全日本きもの研究会 ゆうきくんの言いたい放題
Ⅵ-ⅵ 古い着物はどうしたらよいか (着物のメンテナンス) (その3)
絵羽物は着物全体で一つの柄を成すもので、柄付けが縫い目を越えて屏風絵のようになる。訪問着や留袖、付け下げがそれにあたる。柄の位置が決められているために白生地を着物の形に裁ってから柄付けをする。小紋の場合は、身丈の長さに応じて反物を裁つけれども、絵羽物の場合は、着る人の身長がわからないので十分な身丈で絵羽付けする。従って仕立てる時には長い分内揚げをする。余計な分は縫い込んでおくのである。
仕立てる前の仮絵羽状態で、絵羽物の身丈は4尺5寸から4尺7寸(170cm~178cm)ある。女性の着物の身丈は、身長位が標準なので、たいていの女性は内揚をして十分に仕立てられる。身長160cmの人が仕立てようとする訪問着の身丈が170cmの場合、10cm短くするために5cmつまんで内揚をする。
絵羽物は身丈(裁ち切り)を十分に採ってあるので余程の長身でなければ身丈は十分に伸ばすことができる。身長175cmを超えるバレーボール選手のような背の高い人の場合は仕立てられない事もある。この場合は別染等で対応することになるが、これは例外として考える。

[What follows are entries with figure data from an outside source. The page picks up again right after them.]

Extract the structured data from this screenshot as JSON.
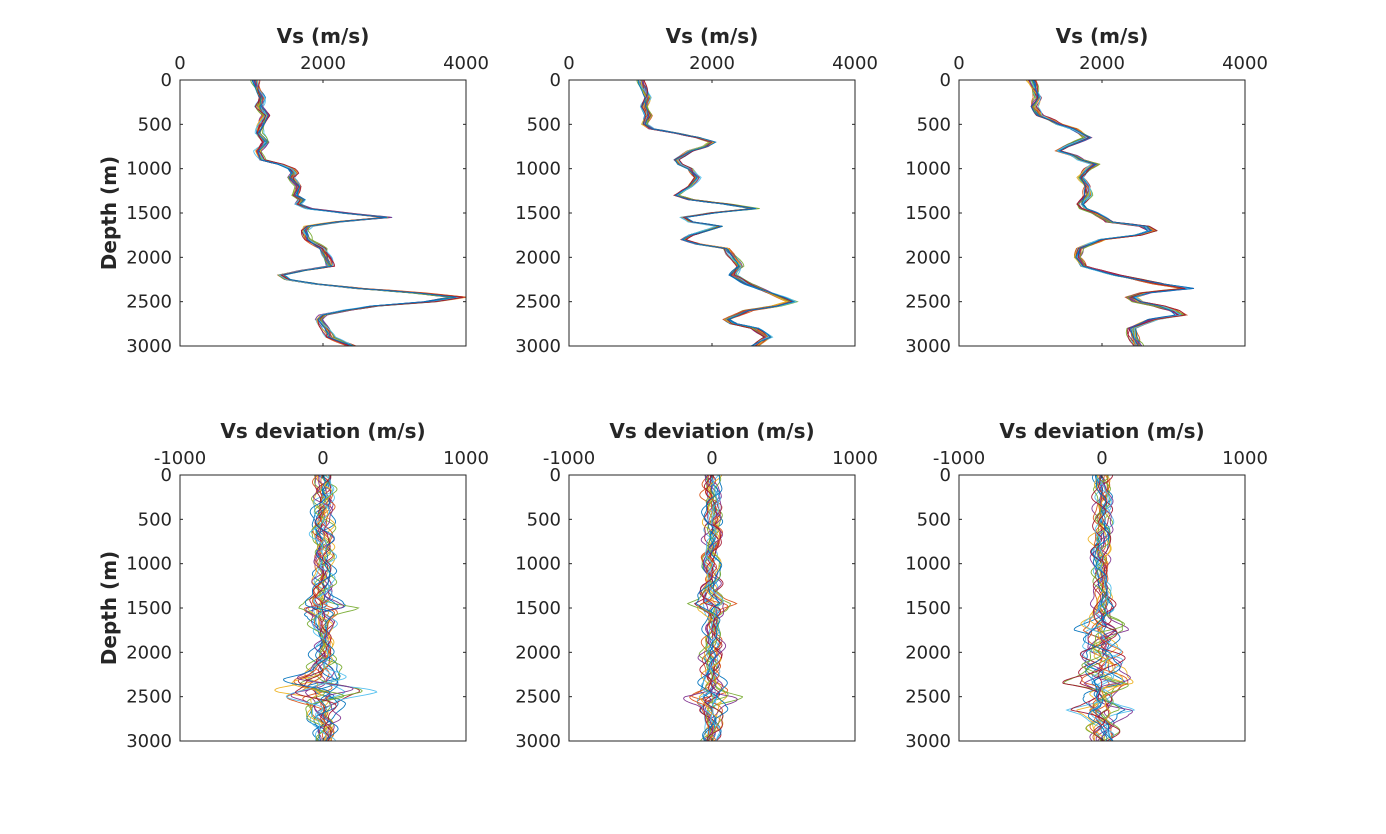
{
  "chart_data": [
    {
      "type": "line",
      "title": "",
      "xlabel": "Vs (m/s)",
      "ylabel": "Depth (m)",
      "xlim": [
        0,
        4000
      ],
      "ylim": [
        3000,
        0
      ],
      "xticks": [
        "0",
        "2000",
        "4000"
      ],
      "yticks": [
        "0",
        "500",
        "1000",
        "1500",
        "2000",
        "2500",
        "3000"
      ],
      "grid": false,
      "legend": "none",
      "profile": {
        "depth": [
          0,
          100,
          200,
          300,
          400,
          500,
          600,
          700,
          800,
          900,
          950,
          1000,
          1050,
          1100,
          1200,
          1300,
          1350,
          1400,
          1450,
          1500,
          1550,
          1600,
          1650,
          1700,
          1800,
          1900,
          2000,
          2100,
          2150,
          2200,
          2250,
          2300,
          2350,
          2400,
          2450,
          2500,
          2550,
          2600,
          2650,
          2700,
          2800,
          2900,
          3000
        ],
        "vs": [
          1050,
          1100,
          1150,
          1100,
          1200,
          1150,
          1100,
          1200,
          1100,
          1150,
          1400,
          1550,
          1600,
          1550,
          1650,
          1600,
          1700,
          1650,
          1800,
          2300,
          2900,
          2200,
          1800,
          1750,
          1800,
          2000,
          2050,
          2100,
          1700,
          1400,
          1500,
          1900,
          2500,
          3300,
          3900,
          3500,
          2700,
          2300,
          2000,
          1950,
          2050,
          2100,
          2400
        ]
      },
      "spread_m_s": 60
    },
    {
      "type": "line",
      "title": "",
      "xlabel": "Vs (m/s)",
      "ylabel": "",
      "xlim": [
        0,
        4000
      ],
      "ylim": [
        3000,
        0
      ],
      "xticks": [
        "0",
        "2000",
        "4000"
      ],
      "yticks": [
        "0",
        "500",
        "1000",
        "1500",
        "2000",
        "2500",
        "3000"
      ],
      "grid": false,
      "legend": "none",
      "profile": {
        "depth": [
          0,
          100,
          200,
          300,
          400,
          500,
          550,
          600,
          650,
          700,
          750,
          800,
          900,
          950,
          1000,
          1100,
          1200,
          1300,
          1350,
          1400,
          1450,
          1500,
          1550,
          1600,
          1650,
          1700,
          1750,
          1800,
          1850,
          1900,
          2000,
          2100,
          2200,
          2300,
          2400,
          2500,
          2550,
          2600,
          2700,
          2750,
          2800,
          2900,
          3000
        ],
        "vs": [
          1000,
          1050,
          1100,
          1050,
          1100,
          1050,
          1150,
          1500,
          1800,
          2000,
          1900,
          1700,
          1500,
          1550,
          1700,
          1800,
          1700,
          1500,
          1700,
          2200,
          2600,
          2000,
          1600,
          1700,
          2100,
          1900,
          1700,
          1600,
          1800,
          2200,
          2300,
          2400,
          2300,
          2500,
          2800,
          3100,
          2900,
          2500,
          2200,
          2300,
          2600,
          2800,
          2600
        ]
      },
      "spread_m_s": 50
    },
    {
      "type": "line",
      "title": "",
      "xlabel": "Vs (m/s)",
      "ylabel": "",
      "xlim": [
        0,
        4000
      ],
      "ylim": [
        3000,
        0
      ],
      "xticks": [
        "0",
        "2000",
        "4000"
      ],
      "yticks": [
        "0",
        "500",
        "1000",
        "1500",
        "2000",
        "2500",
        "3000"
      ],
      "grid": false,
      "legend": "none",
      "profile": {
        "depth": [
          0,
          100,
          200,
          300,
          400,
          450,
          500,
          550,
          600,
          650,
          700,
          750,
          800,
          850,
          900,
          950,
          1000,
          1100,
          1200,
          1300,
          1400,
          1450,
          1500,
          1550,
          1600,
          1650,
          1700,
          1750,
          1800,
          1900,
          2000,
          2100,
          2200,
          2300,
          2350,
          2400,
          2450,
          2500,
          2550,
          2600,
          2650,
          2700,
          2800,
          2900,
          3000
        ],
        "vs": [
          1000,
          1050,
          1100,
          1050,
          1150,
          1300,
          1400,
          1600,
          1700,
          1800,
          1650,
          1500,
          1400,
          1600,
          1700,
          1900,
          1800,
          1700,
          1800,
          1800,
          1700,
          1750,
          1900,
          2000,
          2100,
          2600,
          2700,
          2500,
          2000,
          1700,
          1650,
          1750,
          2200,
          2800,
          3200,
          2600,
          2400,
          2500,
          2800,
          3000,
          3100,
          2700,
          2400,
          2450,
          2500
        ]
      },
      "spread_m_s": 60
    },
    {
      "type": "line",
      "title": "",
      "xlabel": "Vs deviation (m/s)",
      "ylabel": "Depth (m)",
      "xlim": [
        -1000,
        1000
      ],
      "ylim": [
        3000,
        0
      ],
      "xticks": [
        "-1000",
        "0",
        "1000"
      ],
      "yticks": [
        "0",
        "500",
        "1000",
        "1500",
        "2000",
        "2500",
        "3000"
      ],
      "grid": false,
      "legend": "none",
      "envelope": {
        "depth": [
          0,
          200,
          400,
          600,
          800,
          1000,
          1200,
          1350,
          1450,
          1500,
          1550,
          1600,
          1700,
          1800,
          2000,
          2100,
          2200,
          2250,
          2300,
          2350,
          2400,
          2450,
          2500,
          2550,
          2600,
          2700,
          2800,
          2900,
          3000
        ],
        "amplitude": [
          100,
          110,
          100,
          110,
          100,
          110,
          100,
          100,
          180,
          300,
          200,
          120,
          100,
          90,
          100,
          120,
          150,
          200,
          300,
          350,
          400,
          420,
          350,
          250,
          200,
          150,
          120,
          110,
          100
        ]
      }
    },
    {
      "type": "line",
      "title": "",
      "xlabel": "Vs deviation (m/s)",
      "ylabel": "",
      "xlim": [
        -1000,
        1000
      ],
      "ylim": [
        3000,
        0
      ],
      "xticks": [
        "-1000",
        "0",
        "1000"
      ],
      "yticks": [
        "0",
        "500",
        "1000",
        "1500",
        "2000",
        "2500",
        "3000"
      ],
      "grid": false,
      "legend": "none",
      "envelope": {
        "depth": [
          0,
          200,
          400,
          600,
          800,
          1000,
          1200,
          1300,
          1400,
          1450,
          1500,
          1550,
          1600,
          1800,
          2000,
          2200,
          2400,
          2450,
          2500,
          2550,
          2600,
          2800,
          3000
        ],
        "amplitude": [
          80,
          90,
          90,
          100,
          90,
          100,
          90,
          90,
          140,
          220,
          150,
          100,
          90,
          90,
          100,
          100,
          140,
          200,
          240,
          180,
          120,
          100,
          90
        ]
      }
    },
    {
      "type": "line",
      "title": "",
      "xlabel": "Vs deviation (m/s)",
      "ylabel": "",
      "xlim": [
        -1000,
        1000
      ],
      "ylim": [
        3000,
        0
      ],
      "xticks": [
        "-1000",
        "0",
        "1000"
      ],
      "yticks": [
        "0",
        "500",
        "1000",
        "1500",
        "2000",
        "2500",
        "3000"
      ],
      "grid": false,
      "legend": "none",
      "envelope": {
        "depth": [
          0,
          200,
          400,
          600,
          800,
          1000,
          1200,
          1400,
          1500,
          1600,
          1700,
          1750,
          1800,
          1900,
          2000,
          2100,
          2200,
          2300,
          2350,
          2400,
          2500,
          2600,
          2650,
          2700,
          2800,
          2900,
          3000
        ],
        "amplitude": [
          80,
          90,
          100,
          90,
          100,
          90,
          80,
          90,
          110,
          130,
          200,
          250,
          200,
          180,
          220,
          180,
          200,
          280,
          350,
          250,
          160,
          200,
          290,
          200,
          150,
          130,
          110
        ]
      }
    }
  ]
}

次に、仕立て替えで袖丈を変更する場合、変更しようとする袖丈ができるのかどうかも着物を解く前に検証しなければならない。
仕立て替え後の袖丈の寸法が以前のそれよりも短ければ問題はない。言わば、袖丈を縫い詰めるだけなので、袖丈は十分に確保できる。しかし、袖丈を長くしようとする場合、いくつかの問題がある。

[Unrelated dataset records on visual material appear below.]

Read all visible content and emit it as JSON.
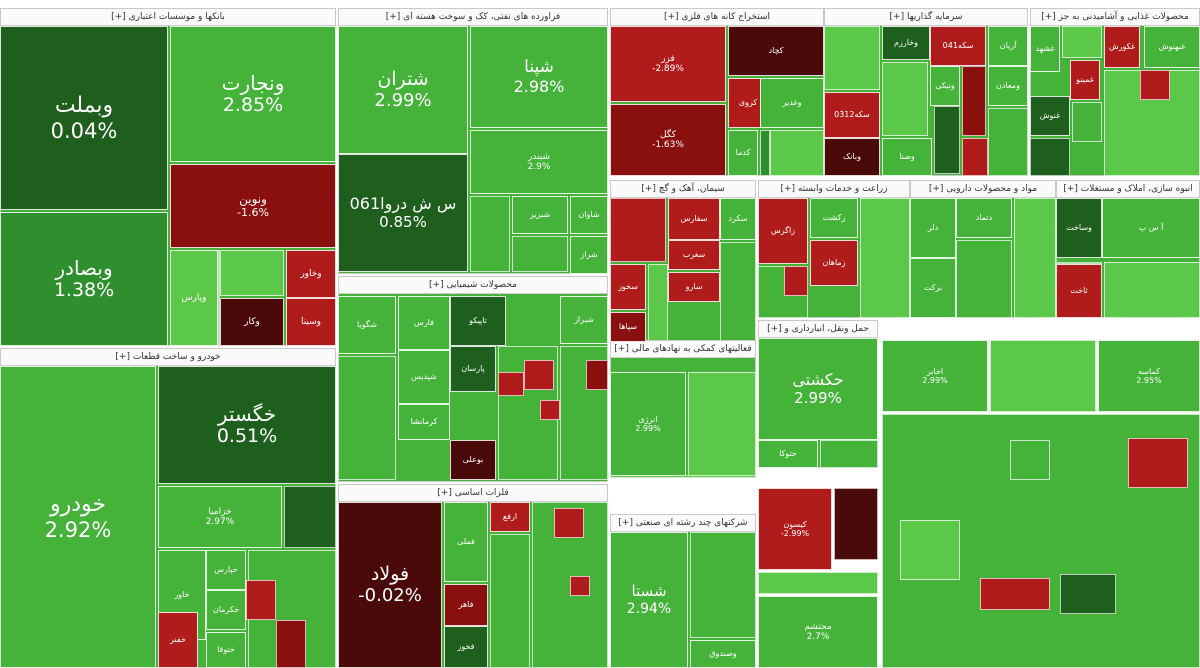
{
  "chart_data": {
    "type": "treemap",
    "title": "",
    "colors": {
      "strong_up": "#1e5f1e",
      "up": "#2f8f2f",
      "mild_up": "#45b23a",
      "bright_up": "#5cc84a",
      "mild_down": "#b01c1c",
      "down": "#8a1010",
      "strong_down": "#4a0a0a"
    },
    "sectors": [
      {
        "name": "بانکها و موسسات اعتباری [+]",
        "tiles": [
          {
            "symbol": "وبملت",
            "change": "0.04%",
            "color": "strong_up"
          },
          {
            "symbol": "ونجارت",
            "change": "2.85%",
            "color": "mild_up"
          },
          {
            "symbol": "وبصادر",
            "change": "1.38%",
            "color": "up"
          },
          {
            "symbol": "ونوین",
            "change": "-1.6%",
            "color": "down"
          },
          {
            "symbol": "وپارس",
            "change": "",
            "color": "bright_up"
          },
          {
            "symbol": "وخاور",
            "change": "",
            "color": "mild_down"
          },
          {
            "symbol": "وسینا",
            "change": "",
            "color": "mild_down"
          },
          {
            "symbol": "وکار",
            "change": "",
            "color": "strong_down"
          }
        ]
      },
      {
        "name": "فراورده های نفتی، کک و سوخت هسته ای [+]",
        "tiles": [
          {
            "symbol": "شتران",
            "change": "2.99%",
            "color": "mild_up"
          },
          {
            "symbol": "شپنا",
            "change": "2.98%",
            "color": "mild_up"
          },
          {
            "symbol": "س ش دروا061",
            "change": "0.85%",
            "color": "strong_up"
          },
          {
            "symbol": "شبندر",
            "change": "2.9%",
            "color": "mild_up"
          },
          {
            "symbol": "شاوان",
            "change": "",
            "color": "mild_up"
          },
          {
            "symbol": "شبریز",
            "change": "",
            "color": "mild_up"
          },
          {
            "symbol": "شراز",
            "change": "",
            "color": "mild_up"
          }
        ]
      },
      {
        "name": "استخراج کانه های فلزی [+]",
        "tiles": [
          {
            "symbol": "کچاد",
            "change": "",
            "color": "strong_down"
          },
          {
            "symbol": "فزر",
            "change": "-2.89%",
            "color": "mild_down"
          },
          {
            "symbol": "کگل",
            "change": "-1.63%",
            "color": "down"
          },
          {
            "symbol": "کروی",
            "change": "",
            "color": "mild_down"
          },
          {
            "symbol": "کدما",
            "change": "",
            "color": "mild_up"
          },
          {
            "symbol": "وغدیر",
            "change": "",
            "color": "mild_up"
          }
        ]
      },
      {
        "name": "سرمایه گذاریها [+]",
        "tiles": [
          {
            "symbol": "وخارزم",
            "change": "",
            "color": "strong_up"
          },
          {
            "symbol": "سکه041",
            "change": "",
            "color": "mild_down"
          },
          {
            "symbol": "آریان",
            "change": "",
            "color": "mild_up"
          },
          {
            "symbol": "سکه0312",
            "change": "",
            "color": "mild_down"
          },
          {
            "symbol": "وبانک",
            "change": "",
            "color": "strong_down"
          },
          {
            "symbol": "ونیکی",
            "change": "",
            "color": "mild_up"
          },
          {
            "symbol": "وصنا",
            "change": "",
            "color": "mild_up"
          },
          {
            "symbol": "ومعادن",
            "change": "",
            "color": "mild_up"
          }
        ]
      },
      {
        "name": "محصولات غذایی و آشامیدنی به جز [+]",
        "tiles": [
          {
            "symbol": "غکورش",
            "change": "",
            "color": "mild_down"
          },
          {
            "symbol": "غبهنوش",
            "change": "",
            "color": "mild_up"
          },
          {
            "symbol": "غشهد",
            "change": "",
            "color": "mild_up"
          },
          {
            "symbol": "غمینو",
            "change": "",
            "color": "mild_down"
          },
          {
            "symbol": "غنوش",
            "change": "",
            "color": "strong_up"
          }
        ]
      },
      {
        "name": "خودرو و ساخت قطعات [+]",
        "tiles": [
          {
            "symbol": "خودرو",
            "change": "2.92%",
            "color": "mild_up"
          },
          {
            "symbol": "خگستر",
            "change": "0.51%",
            "color": "strong_up"
          },
          {
            "symbol": "خزامیا",
            "change": "2.97%",
            "color": "mild_up"
          },
          {
            "symbol": "خاور",
            "change": "",
            "color": "mild_up"
          },
          {
            "symbol": "خپارس",
            "change": "",
            "color": "mild_up"
          },
          {
            "symbol": "خکرمان",
            "change": "",
            "color": "mild_up"
          },
          {
            "symbol": "ختوقا",
            "change": "",
            "color": "mild_up"
          },
          {
            "symbol": "خفنر",
            "change": "",
            "color": "mild_down"
          }
        ]
      },
      {
        "name": "محصولات شیمیایی [+]",
        "tiles": [
          {
            "symbol": "فارس",
            "change": "",
            "color": "mild_up"
          },
          {
            "symbol": "شپدیس",
            "change": "",
            "color": "mild_up"
          },
          {
            "symbol": "پارسان",
            "change": "",
            "color": "strong_up"
          },
          {
            "symbol": "شگویا",
            "change": "",
            "color": "mild_up"
          },
          {
            "symbol": "کرمانشا",
            "change": "",
            "color": "mild_up"
          },
          {
            "symbol": "شیراز",
            "change": "",
            "color": "mild_up"
          },
          {
            "symbol": "تاپیکو",
            "change": "",
            "color": "strong_up"
          },
          {
            "symbol": "بوعلی",
            "change": "",
            "color": "strong_down"
          }
        ]
      },
      {
        "name": "سیمان، آهک و گچ [+]",
        "tiles": [
          {
            "symbol": "سفارس",
            "change": "",
            "color": "mild_down"
          },
          {
            "symbol": "سخوز",
            "change": "",
            "color": "mild_down"
          },
          {
            "symbol": "سکرد",
            "change": "",
            "color": "mild_up"
          },
          {
            "symbol": "سپاها",
            "change": "",
            "color": "down"
          },
          {
            "symbol": "سغرب",
            "change": "",
            "color": "mild_down"
          },
          {
            "symbol": "سارو",
            "change": "",
            "color": "mild_down"
          }
        ]
      },
      {
        "name": "زراعت و خدمات وابسته [+]",
        "tiles": [
          {
            "symbol": "زاگرس",
            "change": "",
            "color": "mild_down"
          },
          {
            "symbol": "زکشت",
            "change": "",
            "color": "mild_up"
          },
          {
            "symbol": "زماهان",
            "change": "",
            "color": "mild_down"
          }
        ]
      },
      {
        "name": "مواد و محصولات دارویی [+]",
        "tiles": [
          {
            "symbol": "دلر",
            "change": "",
            "color": "mild_up"
          },
          {
            "symbol": "دتماد",
            "change": "",
            "color": "mild_up"
          },
          {
            "symbol": "برکت",
            "change": "",
            "color": "mild_up"
          }
        ]
      },
      {
        "name": "انبوه سازی، املاک و مستغلات [+]",
        "tiles": [
          {
            "symbol": "وساخت",
            "change": "",
            "color": "strong_up"
          },
          {
            "symbol": "آ س پ",
            "change": "",
            "color": "mild_up"
          },
          {
            "symbol": "ثاخت",
            "change": "",
            "color": "mild_down"
          }
        ]
      },
      {
        "name": "حمل ونقل، انبارداری و [+]",
        "tiles": [
          {
            "symbol": "حکشتی",
            "change": "2.99%",
            "color": "mild_up"
          },
          {
            "symbol": "حتوکا",
            "change": "",
            "color": "mild_up"
          }
        ]
      },
      {
        "name": "فلزات اساسی [+]",
        "tiles": [
          {
            "symbol": "فولاد",
            "change": "-0.02%",
            "color": "strong_down"
          },
          {
            "symbol": "فملی",
            "change": "",
            "color": "mild_up"
          },
          {
            "symbol": "فخوز",
            "change": "",
            "color": "strong_up"
          },
          {
            "symbol": "فاهر",
            "change": "",
            "color": "down"
          },
          {
            "symbol": "ارفع",
            "change": "",
            "color": "mild_down"
          }
        ]
      },
      {
        "name": "شرکتهای چند رشته ای صنعتی [+]",
        "tiles": [
          {
            "symbol": "شستا",
            "change": "2.94%",
            "color": "mild_up"
          },
          {
            "symbol": "وصندوق",
            "change": "",
            "color": "mild_up"
          }
        ]
      },
      {
        "name": "فعالیتهای کمکی به نهادهای مالی [+]",
        "tiles": [
          {
            "symbol": "انرژی",
            "change": "2.99%",
            "color": "mild_up"
          },
          {
            "symbol": "کیسون",
            "change": "-2.99%",
            "color": "mild_down"
          },
          {
            "symbol": "محتشم",
            "change": "2.7%",
            "color": "mild_up"
          },
          {
            "symbol": "اخابر",
            "change": "2.99%",
            "color": "mild_up"
          },
          {
            "symbol": "کماسه",
            "change": "2.95%",
            "color": "mild_up"
          }
        ]
      }
    ]
  }
}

まず、袖丈が確保できるかどうかは解いてみれば分かる。1尺4寸の袖丈に仕立てようとする場合、洗い張りした袖の長さが、1尺4寸×2+縫い代があれば仕立て替えができる。しかし、洗い張りをして袖を図ってみたら袖丈の寸法が足りなかったでは仕立て替えはできない。通常、仕立て替えて袖丈を伸ばそうとする場合、袖先にどれだけ余分に縫い込んであるかを触って検証する。
1尺3寸の袖丈を1尺4寸にしようとした場合、1寸3分程度の縫い込みがあれば仕立て替えができる。しかし、怪しい場合は袖先の一部を解いて縫い込みが実際どれだけあるのかを実測してみる。それで仕立て替えをするかどうかを判断することはよくある。
注意しなければならないのは、古い着物の袖丈を伸ばす場合、袖先の折痕が残らないかどうかの判断である。
着古した紬の場合、袖先が擦り切れている場合がある。その場合、十分な縫い込みがあったとしても、袖丈を伸ばせば袖の先に擦り切れた線が入ってしまう。このような場合、前と全く同じ袖丈で仕立て替えようとしても、擦り切れて仕立てられない場合もある。袖先の同じところをもう一度縫うのが難しくなるからである。そんな時には普段着であれば、袖丈を少々短く仕立てることもある。擦り切れを避けて仕立てられるぎりぎりの線で仕立てる。いくらか袖丈が短くなってしまい襦袢の袖丈と合わなくなってしまうが、着られないことはない。